An I/O cell is defined to implement I/O buffer logic functions. Transistors to implement these functions are interconnected up to metal level M2. Functions like Receiver, Driver, Transceiver, Receiver with Pull-up, or Receiver with Pull-down can be completed with metal level M3 only, using the partially pre-wired I/O base cell. Circuits in the unused I/O buffer cells are biased to steady state. I/O cells also include Electrostatic Discharge (ESD) protection devices.
ASIC device functions consist of combinatorial logic, registers, memory blocks, special functions (e.g. phase lock loops), and I/O buffers. In the masterslice for designing a family of structured ASIC chips, area is divided between logic, memory, special functions and I/O buffers. The number and types of memory blocks are selected to meet as many applications as possible. Very often large memory functions are configured from smaller memory blocks available in the masterslice. For example, a 2Kx9 SRAM memory function can be configured from two 1Kx9 SRAM memory blocks. At the ASIC level, routing to and from memory blocks will be done at metal levels M3 and M4 only. Unused memory blocks and unused parts of memory blocks are biased to a steady state.

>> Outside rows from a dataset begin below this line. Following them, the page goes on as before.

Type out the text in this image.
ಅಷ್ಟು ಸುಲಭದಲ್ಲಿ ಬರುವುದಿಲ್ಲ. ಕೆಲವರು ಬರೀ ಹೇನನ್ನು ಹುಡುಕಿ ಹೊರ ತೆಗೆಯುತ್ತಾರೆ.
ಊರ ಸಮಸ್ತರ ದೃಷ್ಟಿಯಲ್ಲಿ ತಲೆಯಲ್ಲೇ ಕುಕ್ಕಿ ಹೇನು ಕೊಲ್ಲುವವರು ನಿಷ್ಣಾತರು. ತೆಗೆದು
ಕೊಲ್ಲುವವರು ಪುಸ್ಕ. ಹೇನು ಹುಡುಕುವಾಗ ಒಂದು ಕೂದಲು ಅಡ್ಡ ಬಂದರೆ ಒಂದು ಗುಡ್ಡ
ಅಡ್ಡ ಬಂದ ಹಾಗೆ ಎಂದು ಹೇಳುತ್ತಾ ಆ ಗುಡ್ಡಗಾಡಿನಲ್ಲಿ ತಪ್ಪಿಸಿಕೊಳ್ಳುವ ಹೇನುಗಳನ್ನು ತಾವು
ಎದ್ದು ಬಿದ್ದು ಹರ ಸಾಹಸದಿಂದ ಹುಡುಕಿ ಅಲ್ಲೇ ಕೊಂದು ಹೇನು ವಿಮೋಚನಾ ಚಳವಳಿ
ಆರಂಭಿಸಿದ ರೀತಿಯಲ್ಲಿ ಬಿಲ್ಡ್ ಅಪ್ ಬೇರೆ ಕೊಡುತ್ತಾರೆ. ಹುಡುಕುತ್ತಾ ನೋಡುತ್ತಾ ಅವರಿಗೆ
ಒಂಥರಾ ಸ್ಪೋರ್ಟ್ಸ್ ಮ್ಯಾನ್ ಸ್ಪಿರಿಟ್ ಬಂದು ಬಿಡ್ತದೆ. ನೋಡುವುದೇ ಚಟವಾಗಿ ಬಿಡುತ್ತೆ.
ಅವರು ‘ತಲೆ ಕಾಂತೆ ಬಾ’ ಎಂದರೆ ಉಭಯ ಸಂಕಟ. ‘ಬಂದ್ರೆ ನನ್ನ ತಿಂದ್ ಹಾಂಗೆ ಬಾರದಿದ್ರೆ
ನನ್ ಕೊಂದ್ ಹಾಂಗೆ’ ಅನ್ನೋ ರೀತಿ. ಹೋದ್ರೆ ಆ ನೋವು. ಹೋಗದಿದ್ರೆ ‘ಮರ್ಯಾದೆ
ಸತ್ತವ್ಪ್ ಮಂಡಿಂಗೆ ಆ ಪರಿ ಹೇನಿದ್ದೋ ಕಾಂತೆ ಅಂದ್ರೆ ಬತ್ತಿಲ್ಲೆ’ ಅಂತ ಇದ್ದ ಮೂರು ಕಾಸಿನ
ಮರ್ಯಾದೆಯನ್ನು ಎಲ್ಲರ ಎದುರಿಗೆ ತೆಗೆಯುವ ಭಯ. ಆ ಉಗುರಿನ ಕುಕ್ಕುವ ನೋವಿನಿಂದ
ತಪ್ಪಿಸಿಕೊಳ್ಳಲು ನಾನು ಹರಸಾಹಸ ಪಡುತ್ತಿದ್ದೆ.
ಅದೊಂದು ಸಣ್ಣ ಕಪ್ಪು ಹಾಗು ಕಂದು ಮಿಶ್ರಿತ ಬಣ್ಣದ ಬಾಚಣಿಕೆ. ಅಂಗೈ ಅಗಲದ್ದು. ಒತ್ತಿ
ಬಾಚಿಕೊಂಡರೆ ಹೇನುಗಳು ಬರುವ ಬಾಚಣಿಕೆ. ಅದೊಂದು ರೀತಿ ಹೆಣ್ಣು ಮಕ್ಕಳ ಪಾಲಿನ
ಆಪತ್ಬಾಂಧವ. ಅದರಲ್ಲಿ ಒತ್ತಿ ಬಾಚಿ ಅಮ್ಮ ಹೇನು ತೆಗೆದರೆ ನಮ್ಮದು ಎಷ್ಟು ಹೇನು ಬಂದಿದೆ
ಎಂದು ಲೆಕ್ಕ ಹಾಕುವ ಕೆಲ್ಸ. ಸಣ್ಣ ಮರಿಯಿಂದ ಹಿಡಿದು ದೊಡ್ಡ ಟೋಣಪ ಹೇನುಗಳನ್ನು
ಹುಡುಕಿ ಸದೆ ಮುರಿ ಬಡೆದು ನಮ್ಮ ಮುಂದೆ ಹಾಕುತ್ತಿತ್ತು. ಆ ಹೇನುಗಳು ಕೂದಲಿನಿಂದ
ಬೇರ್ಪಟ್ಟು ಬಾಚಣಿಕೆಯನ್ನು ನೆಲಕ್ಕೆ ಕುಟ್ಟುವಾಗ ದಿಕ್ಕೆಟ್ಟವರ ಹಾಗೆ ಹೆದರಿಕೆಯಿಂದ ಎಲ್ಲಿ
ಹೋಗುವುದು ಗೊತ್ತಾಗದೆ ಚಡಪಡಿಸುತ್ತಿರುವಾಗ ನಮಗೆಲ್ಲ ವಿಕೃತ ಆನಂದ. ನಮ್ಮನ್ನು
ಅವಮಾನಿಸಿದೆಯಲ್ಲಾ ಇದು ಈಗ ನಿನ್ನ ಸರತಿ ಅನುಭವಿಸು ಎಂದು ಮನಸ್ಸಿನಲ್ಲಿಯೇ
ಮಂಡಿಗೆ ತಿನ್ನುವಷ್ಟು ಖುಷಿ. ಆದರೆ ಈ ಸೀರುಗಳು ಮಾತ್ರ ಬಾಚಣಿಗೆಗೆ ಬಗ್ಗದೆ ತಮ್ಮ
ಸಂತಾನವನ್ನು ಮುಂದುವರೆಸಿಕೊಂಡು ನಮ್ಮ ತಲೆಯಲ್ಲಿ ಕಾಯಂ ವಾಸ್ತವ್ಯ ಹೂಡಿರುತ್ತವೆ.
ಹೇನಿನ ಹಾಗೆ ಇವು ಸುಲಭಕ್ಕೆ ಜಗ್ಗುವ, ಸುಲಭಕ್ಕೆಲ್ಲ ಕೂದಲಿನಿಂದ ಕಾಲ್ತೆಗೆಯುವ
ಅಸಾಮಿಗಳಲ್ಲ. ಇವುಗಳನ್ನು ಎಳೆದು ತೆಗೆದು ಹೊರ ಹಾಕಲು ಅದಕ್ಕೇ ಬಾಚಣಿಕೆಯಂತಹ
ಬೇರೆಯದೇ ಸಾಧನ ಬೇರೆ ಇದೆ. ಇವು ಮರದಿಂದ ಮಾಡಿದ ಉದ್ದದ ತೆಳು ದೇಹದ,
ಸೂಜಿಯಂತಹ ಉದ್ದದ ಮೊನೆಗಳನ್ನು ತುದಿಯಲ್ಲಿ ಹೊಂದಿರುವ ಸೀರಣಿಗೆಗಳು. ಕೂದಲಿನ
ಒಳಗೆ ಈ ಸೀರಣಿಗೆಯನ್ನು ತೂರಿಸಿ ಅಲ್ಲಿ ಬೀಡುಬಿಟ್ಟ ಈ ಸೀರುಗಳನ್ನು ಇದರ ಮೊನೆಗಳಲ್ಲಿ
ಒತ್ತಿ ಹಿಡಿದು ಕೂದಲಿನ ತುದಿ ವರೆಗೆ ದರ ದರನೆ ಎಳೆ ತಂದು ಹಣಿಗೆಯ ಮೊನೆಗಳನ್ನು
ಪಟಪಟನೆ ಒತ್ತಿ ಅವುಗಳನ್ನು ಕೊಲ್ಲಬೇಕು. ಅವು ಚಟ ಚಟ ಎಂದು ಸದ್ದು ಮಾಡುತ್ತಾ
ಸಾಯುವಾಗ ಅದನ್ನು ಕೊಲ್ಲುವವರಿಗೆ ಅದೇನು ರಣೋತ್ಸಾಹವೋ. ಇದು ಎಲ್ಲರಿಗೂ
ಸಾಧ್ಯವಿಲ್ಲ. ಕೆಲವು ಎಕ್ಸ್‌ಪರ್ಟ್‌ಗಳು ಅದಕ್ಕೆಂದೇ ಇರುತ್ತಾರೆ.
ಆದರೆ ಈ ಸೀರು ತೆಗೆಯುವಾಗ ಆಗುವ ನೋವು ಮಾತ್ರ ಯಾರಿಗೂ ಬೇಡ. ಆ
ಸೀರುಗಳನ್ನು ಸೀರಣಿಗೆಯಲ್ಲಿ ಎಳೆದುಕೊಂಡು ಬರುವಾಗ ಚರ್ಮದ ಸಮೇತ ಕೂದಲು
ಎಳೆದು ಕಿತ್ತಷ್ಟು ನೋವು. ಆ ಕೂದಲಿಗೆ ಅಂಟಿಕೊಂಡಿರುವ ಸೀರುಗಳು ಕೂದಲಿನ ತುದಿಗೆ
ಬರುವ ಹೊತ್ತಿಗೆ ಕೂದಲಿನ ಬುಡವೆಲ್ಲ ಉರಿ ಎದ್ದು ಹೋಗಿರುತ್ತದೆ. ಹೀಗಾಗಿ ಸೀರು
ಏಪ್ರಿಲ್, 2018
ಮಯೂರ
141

A chip size is selected to meet circuit density for a family of ASIC devices, in terms of logic, memory, and I/O buffers. A floorplan of a masterslice is shown in
A structured ASIC library database consists of simulation, timing, and graphics data for each logic function macro under its own unique name in the same manner as library database for conventional Standard Cell ASIC design does. Since the ASIC design library and other database created in this invention is in the same format as the database for conventional cell based ASIC design systems, physical design of the structured ASIC devices can be done in the conventional cell based ASIC design methodologies, except the routing is done only at metal levels M3 and M4.
In the foregoing detailed description of embodiments of the invention, various features are grouped together in one or more embodiments for the purpose of streamlining the disclosure. This method of disclosure is not to be interpreted as reflecting an intention that the claimed embodiments of the invention require more features than are expressly recited in each claim. Rather, as the following claims reflect, inventive subject matter lies in less than all features of a single disclosed embodiment. Thus the following claims are hereby incorporated into the detailed description of embodiments of the invention, with each claim standing on its own as a separate embodiment. It is understood that the above description is intended to be illustrative, and not restrictive. It is intended to cover all alternatives, modifications and equivalents as may be included within the scope of the invention as defined in the appended claims. Many other embodiments will be apparent to those of skill in the art upon reviewing the above description. The scope of the invention should, therefore, be determined with reference to the appended claims, along with the full scope of equivalents to which such claims are entitled. In the appended claims, the terms “including” and “in which” are used as the plain-English equivalents of the respective terms “comprising” and “wherein,” respectively. Moreover, the terms “first,” “second,” and “third,” etc., are used merely as labels, and are not intended to impose numerical requirements on their objects.
The abstract is provided to comply with 37 C.F.R. 1.72(b) to allow a reader to quickly ascertain the nature and gist of the technical disclosure. The Abstract is submitted with the understanding that it will not be used to interpret or limit the scope or meaning of the claims.